Les Français ont voté
récemment, de la manière que l'on sait.
Beaucoup ont commenté l'événement.
Tous ont été saisis par les résultats
de ce vote.
Comment les chrétiens pourraient-ils s'y montrer indifférents,
eux qui, présents dans toutes les cases du damier politique,
y ont contribué, chacun à sa manière
?
Constats
Constatons
d'abord avec lucidité qu'un peuple ne se réduit
pas à ses experts, ni même à ceux qui
font profession de l'ausculter et de l'analyser : un peuple
a quelque chose d'océanique, avec ses profondeurs,
ses raz de marée, ses périodes étales.
La mer n'en finit pas d'étonner ses meilleurs connaisseurs.
Nos microcosmes spécialisés devraient périodiquement
s'en convaincre. Un peuple déborde toujours ceux qui
parlent de lui. Un pays ne se comprend pas seulement à
partir du phare de sa capitale.
Remarquons
aussi que les résultats de ce vote ne se limitent pas
aux votes nettement exprimés pour tel ou tel candidat
; avec autant de vigilance, l'attention doit se porter sur
la masse importante de ceux qui se sont abstenus. Silence
éloquent, difficile à interpréter, mais
qui en dit long sur les attentes, les frustrations, et même
sur la désinvolture française faite de dérision
et de légèreté ; disons bien que l'abstention
est atteinte à la démocratie, d'autant plus
que la séduction des extrémismes et l'attirance
des simplismes ne laissent pas d'être inquiétants.
Pourquoi
cette multiplicité de candidats ? De quoi était-elle
le signe ? On pressentait bien qu'elle exprimait quelque chose
de l'individualisme connu et croissant des Français
; on découvre maintenant que c'était une protestation
contre de nouveaux suzerains et pouvoirs corporatistes brisant
le lien social ; la revendication que soient pris en compte
des besoins collectifs mal perçus ; sans doute aussi
une insatisfaction spirituelle ; car la privatisation du fait
religieux et le désintérêt envers la morale
personnelle et civique, envers les racines judéo-chrétiennes
de notre pays, ont depuis trop longtemps privé celui-ci
d'une partie de sa sève spirituelle et comprimé
ses meilleures aspirations.
Malentendus
Quels que soient les responsables en place, trois sortes de
malentendus se sont ainsi révélés et
des questions de fond réveillées :
- sur le fonctionnement de l'Etat et de notre société
: par exemple la fonction du politique et le rôle des
élus, l'aménagement du temps, la qualité
du travail, la place des corps intermédiaires et des
médias, les lieux de non-droit ; toutes ces réalités
réclament un travail de remise à plat ;
- sur la prise en compte de ceux qui font durablement les
frais de la mutation actuelle, avec leurs sentiments lancinants
de précarité, d'insécurité, d'inégalité,
d'exclusion, de pression bureaucratique, et leurs requêtes
en faveur de la personne et d'une économie à
visage humain ; si beaucoup a été fait, il y
a et aura beaucoup à faire ;
- sur les finalités occultées, avec la déstabilisation
de la famille, de l'école et de l'enseignement religieux,
l'échec scolaire de nombreux jeunes, la montée
de la violence, l'emprise et l'engorgement de la Justice,
la marche hésitante d'une Europe en recherche, l'extrême
difficulté de former la conscience morale, civique
et religieuse, et de fonder la société sur des
valeurs communes, en un monde incertain.
Mutations et suggestions
Si donc le monde change, la France aussi.

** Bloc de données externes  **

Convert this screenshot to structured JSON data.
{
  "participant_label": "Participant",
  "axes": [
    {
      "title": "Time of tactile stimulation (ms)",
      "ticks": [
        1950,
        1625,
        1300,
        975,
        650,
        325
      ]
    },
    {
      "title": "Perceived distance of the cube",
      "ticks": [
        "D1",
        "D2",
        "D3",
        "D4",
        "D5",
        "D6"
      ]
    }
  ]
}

Des générations vieillissantes arrivent, sans
trop savoir comment leur fin de vie sera garantie.
Des jeunes surgissent, souvent mal préparés
aux responsabilités de la vie, sans référence
à ces valeurs sûres qui structurent une personne
et une société.
Pourtant, ces élections prouvent une chose : un peuple
vit d'espoirs et ne peut continuer sa route sans repères.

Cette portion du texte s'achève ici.